Prof. Dr. Demirkıran: “Yan etkisi olmayan tek ilaç sevdiğine sarılmaktır”
• Soru: MS hastalarına son olarak ne mesaj vermek istersiniz?
• Prof: Dr. Demir: MS’i kabullenmek önemli, bu tedavinin de daha başarılı olmasını sağlıyor. Ancak bunu bir yenilgi gibi kabullenmek değil, “MS artık benim hayatımda, zaman zaman gelecek, gereken neyse onu yapacağım” demek lazım. Kronik hastalıklarda hastalığı yenebilmek için onunla savaşmamak, kendinize güvenmek ve olumlu düşünmek en iyisi. MS sizin bir tür yol arkadaşınız, hayatınız boyunca sizinle birlikte gelecek. Sizi bazen rahatsız edecek, bazen kendi başının çaresine bakacak. Onu böyle kabullenirseniz, ihtiyaç duyduğu dönemlerde ona gereken ilgiyi gösterirseniz çok büyük bir sıkıntı yaşamamanız mümkün.

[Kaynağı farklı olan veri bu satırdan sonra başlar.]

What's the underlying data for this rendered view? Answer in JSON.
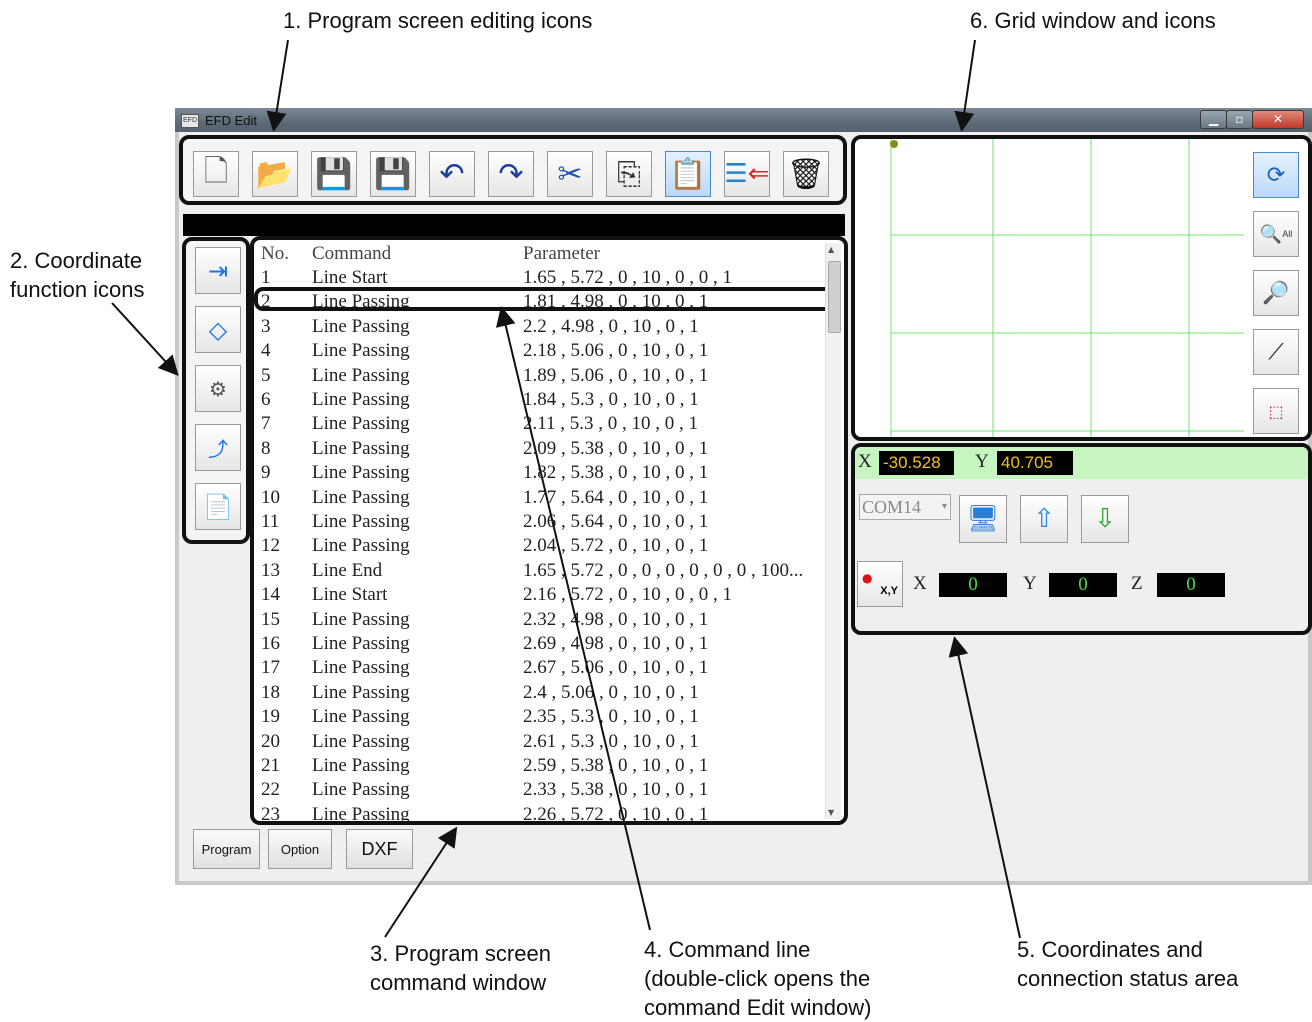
{
  "callouts": {
    "c1": "1. Program screen editing icons",
    "c2": [
      "2. Coordinate",
      "function icons"
    ],
    "c3": [
      "3. Program screen",
      "command window"
    ],
    "c4": [
      "4. Command line",
      "(double-click opens the",
      "command Edit window)"
    ],
    "c5": [
      "5. Coordinates and",
      "connection status area"
    ],
    "c6": "6. Grid window and icons"
  },
  "window": {
    "title": "EFD Edit",
    "icon": "EFD",
    "controls": [
      "minimize-icon",
      "maximize-icon",
      "close-icon"
    ]
  },
  "toolbar_icons": [
    "new-file-icon",
    "open-folder-icon",
    "save-icon",
    "save-as-icon",
    "undo-icon",
    "redo-icon",
    "cut-icon",
    "copy-icon",
    "paste-icon",
    "insert-icon",
    "delete-icon"
  ],
  "coord_icons": [
    "teach-point-icon",
    "measure-icon",
    "z-settings-icon",
    "xyz-move-icon",
    "export-icon"
  ],
  "list": {
    "headers": {
      "no": "No.",
      "command": "Command",
      "parameter": "Parameter"
    },
    "rows": [
      {
        "no": "1",
        "command": "Line Start",
        "param": "1.65 , 5.72 , 0 , 10 , 0 , 0 , 1"
      },
      {
        "no": "2",
        "command": "Line Passing",
        "param": "1.81 , 4.98 , 0 , 10 , 0 , 1"
      },
      {
        "no": "3",
        "command": "Line Passing",
        "param": "2.2 , 4.98 , 0 , 10 , 0 , 1"
      },
      {
        "no": "4",
        "command": "Line Passing",
        "param": "2.18 , 5.06 , 0 , 10 , 0 , 1"
      },
      {
        "no": "5",
        "command": "Line Passing",
        "param": "1.89 , 5.06 , 0 , 10 , 0 , 1"
      },
      {
        "no": "6",
        "command": "Line Passing",
        "param": "1.84 , 5.3 , 0 , 10 , 0 , 1"
      },
      {
        "no": "7",
        "command": "Line Passing",
        "param": "2.11 , 5.3 , 0 , 10 , 0 , 1"
      },
      {
        "no": "8",
        "command": "Line Passing",
        "param": "2.09 , 5.38 , 0 , 10 , 0 , 1"
      },
      {
        "no": "9",
        "command": "Line Passing",
        "param": "1.82 , 5.38 , 0 , 10 , 0 , 1"
      },
      {
        "no": "10",
        "command": "Line Passing",
        "param": "1.77 , 5.64 , 0 , 10 , 0 , 1"
      },
      {
        "no": "11",
        "command": "Line Passing",
        "param": "2.06 , 5.64 , 0 , 10 , 0 , 1"
      },
      {
        "no": "12",
        "command": "Line Passing",
        "param": "2.04 , 5.72 , 0 , 10 , 0 , 1"
      },
      {
        "no": "13",
        "command": "Line End",
        "param": "1.65 , 5.72 , 0 , 0 , 0 , 0 , 0 , 0 , 100..."
      },
      {
        "no": "14",
        "command": "Line Start",
        "param": "2.16 , 5.72 , 0 , 10 , 0 , 0 , 1"
      },
      {
        "no": "15",
        "command": "Line Passing",
        "param": "2.32 , 4.98 , 0 , 10 , 0 , 1"
      },
      {
        "no": "16",
        "command": "Line Passing",
        "param": "2.69 , 4.98 , 0 , 10 , 0 , 1"
      },
      {
        "no": "17",
        "command": "Line Passing",
        "param": "2.67 , 5.06 , 0 , 10 , 0 , 1"
      },
      {
        "no": "18",
        "command": "Line Passing",
        "param": "2.4 , 5.06 , 0 , 10 , 0 , 1"
      },
      {
        "no": "19",
        "command": "Line Passing",
        "param": "2.35 , 5.3 , 0 , 10 , 0 , 1"
      },
      {
        "no": "20",
        "command": "Line Passing",
        "param": "2.61 , 5.3 , 0 , 10 , 0 , 1"
      },
      {
        "no": "21",
        "command": "Line Passing",
        "param": "2.59 , 5.38 , 0 , 10 , 0 , 1"
      },
      {
        "no": "22",
        "command": "Line Passing",
        "param": "2.33 , 5.38 , 0 , 10 , 0 , 1"
      },
      {
        "no": "23",
        "command": "Line Passing",
        "param": "2.26 , 5.72 , 0 , 10 , 0 , 1"
      }
    ],
    "selected_row": "2"
  },
  "bottom_buttons": {
    "program": "Program",
    "option": "Option",
    "dxf": "DXF"
  },
  "grid_icons": [
    "refresh-icon",
    "zoom-all-icon",
    "zoom-window-icon",
    "draw-line-icon",
    "select-area-icon"
  ],
  "zoom_all_label": "All",
  "status": {
    "x_label": "X",
    "x_value": "-30.528",
    "y_label": "Y",
    "y_value": "40.705",
    "com_port": "COM14",
    "xy_button_label": "X,Y",
    "pos": {
      "x_label": "X",
      "x": "0",
      "y_label": "Y",
      "y": "0",
      "z_label": "Z",
      "z": "0"
    }
  },
  "colors": {
    "grid_line": "#6fe36f",
    "grid_point": "#8a8a1a",
    "coord_strip": "#c6f5c0",
    "value_text": "#f0c020",
    "zero_text": "#3fe03f"
  }
}
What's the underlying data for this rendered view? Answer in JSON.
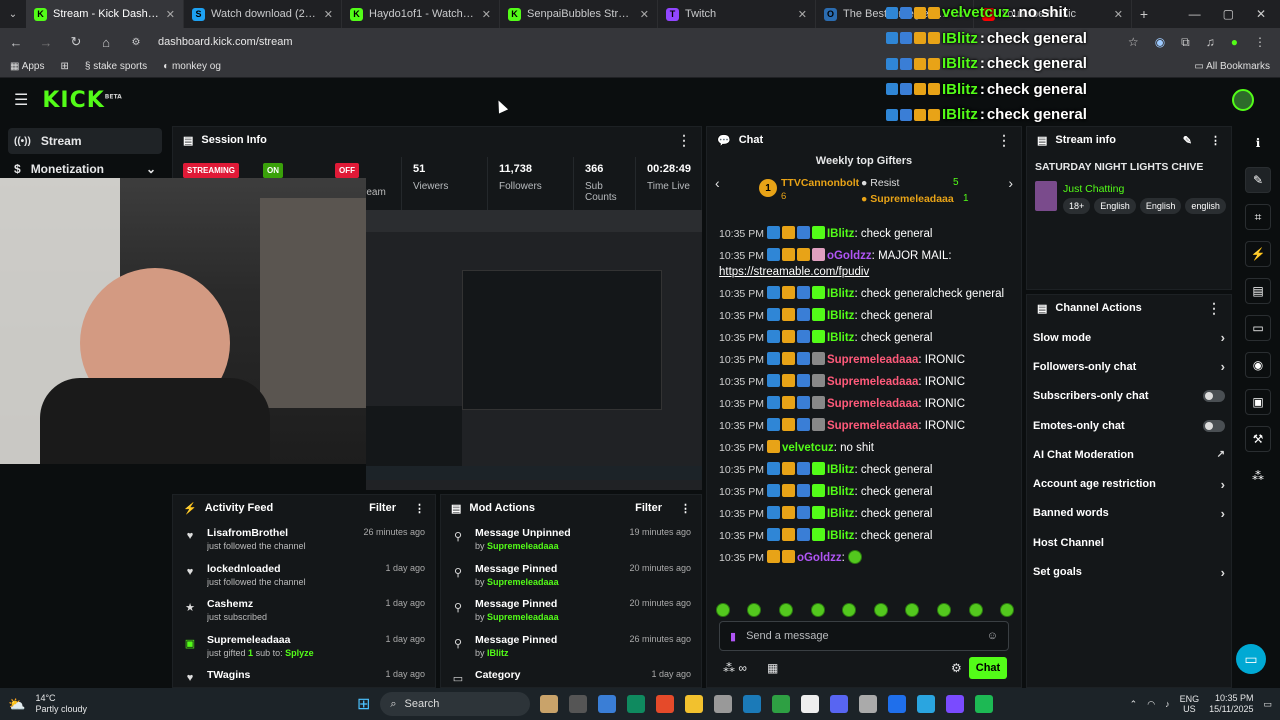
{
  "browser": {
    "tabs": [
      {
        "title": "Stream - Kick Dashboard",
        "icon_letter": "K",
        "icon_color": "#53fc18",
        "active": true
      },
      {
        "title": "Watch download (2) | Streamab",
        "icon_letter": "S",
        "icon_color": "#1da1f2",
        "active": false
      },
      {
        "title": "Haydo1of1 - Watch the VOD o",
        "icon_letter": "K",
        "icon_color": "#53fc18",
        "active": false
      },
      {
        "title": "SenpaiBubbles Stream - Watch",
        "icon_letter": "K",
        "icon_color": "#53fc18",
        "active": false
      },
      {
        "title": "Twitch",
        "icon_letter": "T",
        "icon_color": "#9146ff",
        "active": false
      },
      {
        "title": "The Best Omegle Alternatives",
        "icon_letter": "O",
        "icon_color": "#2b6cb0",
        "active": false
      },
      {
        "title": "YouTube Music",
        "icon_letter": "Y",
        "icon_color": "#ff0000",
        "active": false
      }
    ],
    "url": "dashboard.kick.com/stream",
    "bookmarks": [
      "Apps",
      "stake sports",
      "monkey og"
    ],
    "all_bookmarks": "All Bookmarks"
  },
  "header": {
    "logo": "KICK",
    "logo_sup": "BETA"
  },
  "leftnav": [
    {
      "label": "Stream",
      "icon": "stream-icon",
      "active": true
    },
    {
      "label": "Monetization",
      "icon": "dollar-icon",
      "active": false
    }
  ],
  "session": {
    "title": "Session Info",
    "streaming_label": "STREAMING",
    "on_label": "ON",
    "off_label": "OFF",
    "stream_label": "ream",
    "stats": [
      {
        "value": "51",
        "label": "Viewers"
      },
      {
        "value": "11,738",
        "label": "Followers"
      },
      {
        "value": "366",
        "label": "Sub Counts"
      },
      {
        "value": "00:28:49",
        "label": "Time Live"
      }
    ]
  },
  "activity": {
    "title": "Activity Feed",
    "filter": "Filter",
    "items": [
      {
        "icon": "heart-icon",
        "user": "LisafromBrothel",
        "text": "just followed the channel",
        "time": "26 minutes ago"
      },
      {
        "icon": "heart-icon",
        "user": "lockednloaded",
        "text": "just followed the channel",
        "time": "1 day ago"
      },
      {
        "icon": "star-icon",
        "user": "Cashemz",
        "text": "just subscribed",
        "time": "1 day ago"
      },
      {
        "icon": "gift-icon",
        "user": "Supremeleadaaa",
        "text": "just gifted",
        "count": "1",
        "text2": "sub to:",
        "target": "Splyze",
        "time": "1 day ago"
      },
      {
        "icon": "heart-icon",
        "user": "TWagins",
        "text": "",
        "time": "1 day ago"
      }
    ]
  },
  "mods": {
    "title": "Mod Actions",
    "filter": "Filter",
    "items": [
      {
        "icon": "unpin-icon",
        "action": "Message Unpinned",
        "by": "by",
        "user": "Supremeleadaaa",
        "time": "19 minutes ago"
      },
      {
        "icon": "pin-icon",
        "action": "Message Pinned",
        "by": "by",
        "user": "Supremeleadaaa",
        "time": "20 minutes ago"
      },
      {
        "icon": "pin-icon",
        "action": "Message Pinned",
        "by": "by",
        "user": "Supremeleadaaa",
        "time": "20 minutes ago"
      },
      {
        "icon": "pin-icon",
        "action": "Message Pinned",
        "by": "by",
        "user": "IBlitz",
        "time": "26 minutes ago"
      },
      {
        "icon": "category-icon",
        "action": "Category",
        "by": "",
        "user": "",
        "time": "1 day ago"
      }
    ]
  },
  "chat": {
    "title": "Chat",
    "gifters_title": "Weekly top Gifters",
    "top_gifter": {
      "name": "TTVCannonbolt",
      "count": "6"
    },
    "gifter2": {
      "name": "Resist",
      "count": "5"
    },
    "gifter3": {
      "name": "Supremeleadaaa",
      "count": "1"
    },
    "messages": [
      {
        "time": "10:35 PM",
        "user": "IBlitz",
        "color": "#53fc18",
        "badges": [
          "b1",
          "b2",
          "b3",
          "b4"
        ],
        "text": "check general"
      },
      {
        "time": "10:35 PM",
        "user": "oGoldzz",
        "color": "#b055f5",
        "badges": [
          "b1",
          "b2",
          "b2",
          "b6"
        ],
        "text": "MAJOR MAIL:",
        "link": "https://streamable.com/fpudiv"
      },
      {
        "time": "10:35 PM",
        "user": "IBlitz",
        "color": "#53fc18",
        "badges": [
          "b1",
          "b2",
          "b3",
          "b4"
        ],
        "text": "check generalcheck general"
      },
      {
        "time": "10:35 PM",
        "user": "IBlitz",
        "color": "#53fc18",
        "badges": [
          "b1",
          "b2",
          "b3",
          "b4"
        ],
        "text": "check general"
      },
      {
        "time": "10:35 PM",
        "user": "IBlitz",
        "color": "#53fc18",
        "badges": [
          "b1",
          "b2",
          "b3",
          "b4"
        ],
        "text": "check general"
      },
      {
        "time": "10:35 PM",
        "user": "Supremeleadaaa",
        "color": "#ff5a7a",
        "badges": [
          "b1",
          "b2",
          "b3",
          "b5"
        ],
        "text": "IRONIC"
      },
      {
        "time": "10:35 PM",
        "user": "Supremeleadaaa",
        "color": "#ff5a7a",
        "badges": [
          "b1",
          "b2",
          "b3",
          "b5"
        ],
        "text": "IRONIC"
      },
      {
        "time": "10:35 PM",
        "user": "Supremeleadaaa",
        "color": "#ff5a7a",
        "badges": [
          "b1",
          "b2",
          "b3",
          "b5"
        ],
        "text": "IRONIC"
      },
      {
        "time": "10:35 PM",
        "user": "Supremeleadaaa",
        "color": "#ff5a7a",
        "badges": [
          "b1",
          "b2",
          "b3",
          "b5"
        ],
        "text": "IRONIC"
      },
      {
        "time": "10:35 PM",
        "user": "velvetcuz",
        "color": "#53fc18",
        "badges": [
          "b2"
        ],
        "text": "no shit"
      },
      {
        "time": "10:35 PM",
        "user": "IBlitz",
        "color": "#53fc18",
        "badges": [
          "b1",
          "b2",
          "b3",
          "b4"
        ],
        "text": "check general"
      },
      {
        "time": "10:35 PM",
        "user": "IBlitz",
        "color": "#53fc18",
        "badges": [
          "b1",
          "b2",
          "b3",
          "b4"
        ],
        "text": "check general"
      },
      {
        "time": "10:35 PM",
        "user": "IBlitz",
        "color": "#53fc18",
        "badges": [
          "b1",
          "b2",
          "b3",
          "b4"
        ],
        "text": "check general"
      },
      {
        "time": "10:35 PM",
        "user": "IBlitz",
        "color": "#53fc18",
        "badges": [
          "b1",
          "b2",
          "b3",
          "b4"
        ],
        "text": "check general"
      },
      {
        "time": "10:35 PM",
        "user": "oGoldzz",
        "color": "#b055f5",
        "badges": [
          "b2",
          "b2"
        ],
        "text": ""
      }
    ],
    "placeholder": "Send a message",
    "send_label": "Chat"
  },
  "stream_info": {
    "title": "Stream info",
    "stream_title": "SATURDAY NIGHT LIGHTS CHIVE",
    "category": "Just Chatting",
    "tags": [
      "18+",
      "English",
      "English",
      "english"
    ]
  },
  "channel_actions": {
    "title": "Channel Actions",
    "items": [
      {
        "label": "Slow mode",
        "control": "arrow"
      },
      {
        "label": "Followers-only chat",
        "control": "arrow"
      },
      {
        "label": "Subscribers-only chat",
        "control": "toggle"
      },
      {
        "label": "Emotes-only chat",
        "control": "toggle"
      },
      {
        "label": "AI Chat Moderation",
        "control": "external"
      },
      {
        "label": "Account age restriction",
        "control": "arrow"
      },
      {
        "label": "Banned words",
        "control": "arrow"
      },
      {
        "label": "Host Channel",
        "control": "none"
      },
      {
        "label": "Set goals",
        "control": "arrow"
      }
    ]
  },
  "overlay": {
    "lines": [
      {
        "user": "velvetcuz",
        "text": "no shit"
      },
      {
        "user": "IBlitz",
        "text": "check general"
      },
      {
        "user": "IBlitz",
        "text": "check general"
      },
      {
        "user": "IBlitz",
        "text": "check general"
      },
      {
        "user": "IBlitz",
        "text": "check general"
      }
    ]
  },
  "taskbar": {
    "weather_temp": "14°C",
    "weather_text": "Partly cloudy",
    "search": "Search",
    "lang": "ENG",
    "region": "US",
    "time": "10:35 PM",
    "date": "15/11/2025"
  }
}
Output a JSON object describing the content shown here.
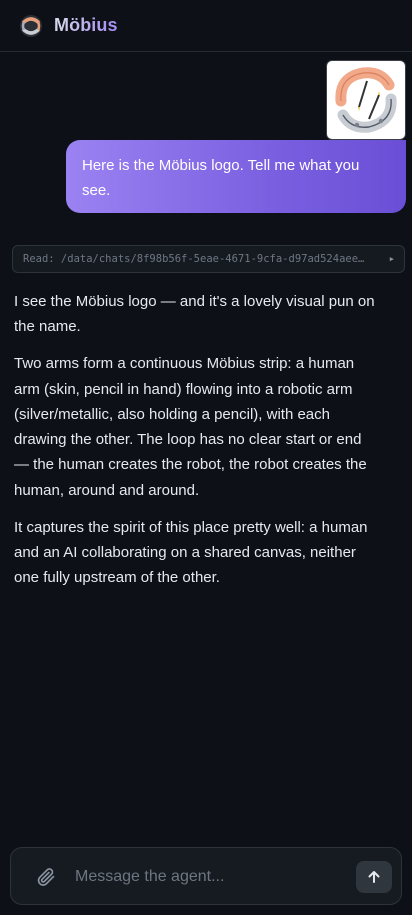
{
  "header": {
    "title": "Möbius",
    "logo_icon": "mobius-logo-icon"
  },
  "chat": {
    "user_message": {
      "attachment_icon": "mobius-logo-image",
      "text": "Here is the Möbius logo. Tell me what you see."
    },
    "tool_call": {
      "text": "Read: /data/chats/8f98b56f-5eae-4671-9cfa-d97ad524aee…",
      "chevron_icon": "chevron-right-icon"
    },
    "assistant_message": {
      "paragraphs": [
        "I see the Möbius logo — and it's a lovely visual pun on the name.",
        "Two arms form a continuous Möbius strip: a human arm (skin, pencil in hand) flowing into a robotic arm (silver/metallic, also holding a pencil), with each drawing the other. The loop has no clear start or end — the human creates the robot, the robot creates the human, around and around.",
        "It captures the spirit of this place pretty well: a human and an AI collaborating on a shared canvas, neither one fully upstream of the other."
      ]
    }
  },
  "composer": {
    "placeholder": "Message the agent...",
    "value": "",
    "attach_icon": "paperclip-icon",
    "send_icon": "arrow-up-icon"
  },
  "colors": {
    "background": "#0d1117",
    "accent_start": "#9b82f2",
    "accent_end": "#6a4fd6",
    "surface": "#161b22"
  }
}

• Prof. Dr. Demirkıran: MS sizinle sonuna kadar birlikte olacak, en azından bugün için böyle görünüyor. Sizi bazı zamanlar yoracak, sizi bazen umutsuzluğa düşürecek ama siz MS tanısı almadan önceki kişisiniz ve değerlisiniz. Sadece şimdi hayatınızda başa çıkmanız gereken farklı sorunlar olacak. Kendinize iyi bakmalısınız, duygusal yaşamınızı kontrol etmeyi öğrenmelisiniz. Pozitif insanlarla birlikte olun, negatif enerji veren kişilerle birarada olmayın. MS’inizi başka hastaların durumu ile karşılaştırmamalısınız, herkesin MS’i kendine özgüdür. Hayatınızda öncelikleri belirleyin, yaşamınızı iyi organize edin ve hayattan keyif almaya devam edin. Yan etkisi olmayan tek ilaç sevdiğine sarılmaktır.